= George Francis (photographer) =

Indian motorsport photographer and journalist

George Francis (25 October 1961 to 11 April 2019) was an Indian motorsports photographer and journalist. After a few years at the Indian Express, he quit active journalism to focus full time on motorsports and started his own company called Scorp News in October 1984.

== Early life ==
Francis was born in Waynad district of Kerala to KC Francis and Ammini Francis. He did his schooling in CSI St. Paul's Higher Secondary School, Vepery, Chennai.

== Motorsport career ==
Francis was one of the few motorsports photographers who photographed Sholavaram races. He first covered a Sholavaram race in 1984 and soon became a regular photographer at every motorsport event in India. As a freelancer, he contributed photos and articles to all the prominent publications in India including the top newspapers.
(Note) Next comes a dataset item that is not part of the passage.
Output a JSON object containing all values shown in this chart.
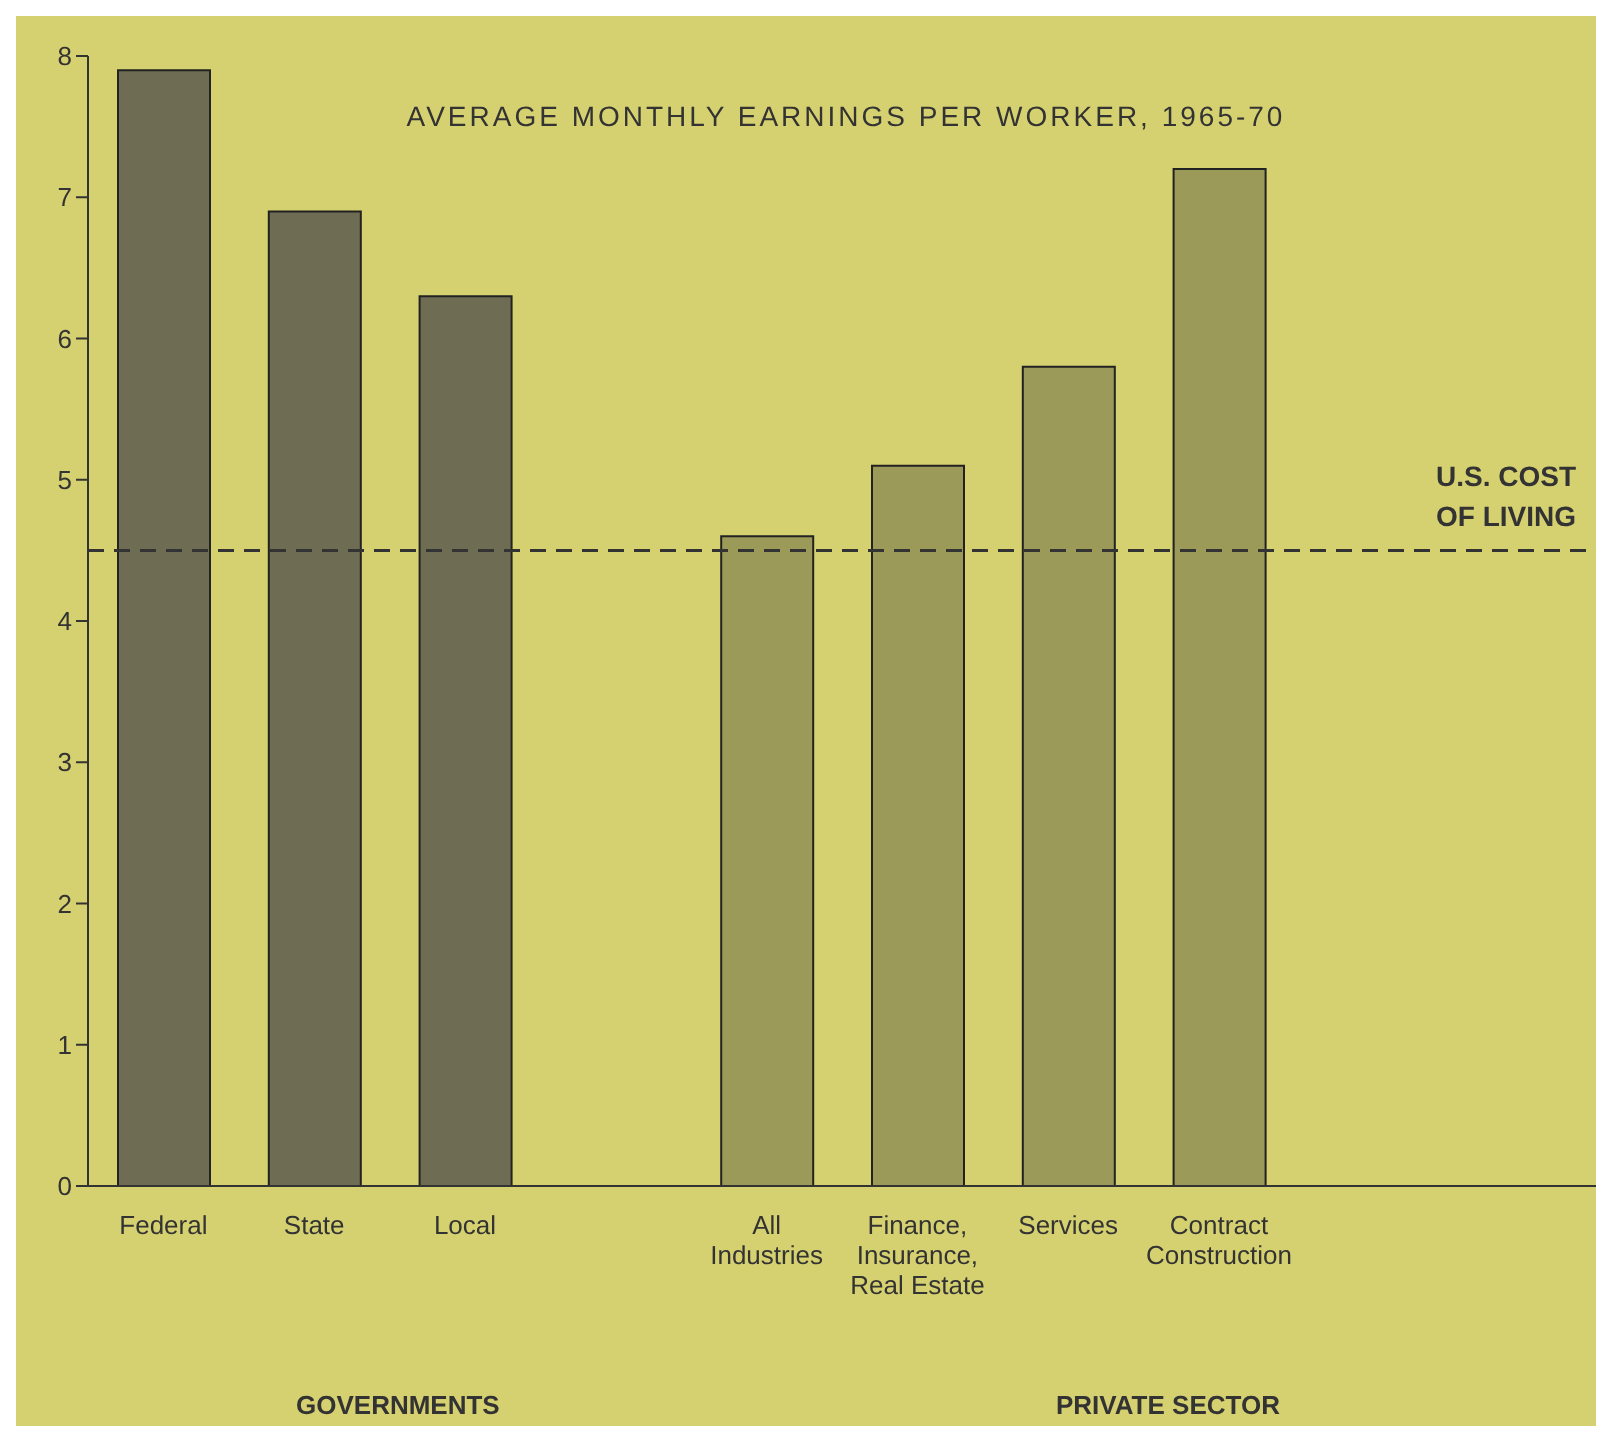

During a career spanning over three decades he covered every discipline of motorsport including roar racing, rallying, motocross and supercross, karting. Some of the major cross-country rallies he covered included the great Himalayan Rally, London-Sydney Rally, Desert Storm, Dakshin Dare, Indian Grand Prix races, Indian National Rally Championship, MRF Mogrip Supercross Nationals and Indian Racing Championships. MRF Challenge at the Madras Motor Race Track (MMRT) now Madras International Circuit in February 2019 was his last assignment.

After a brief illness, George Francis passed away in Chennai on 11 April 2019. He is survived by his wife Jessie George and son Mario George.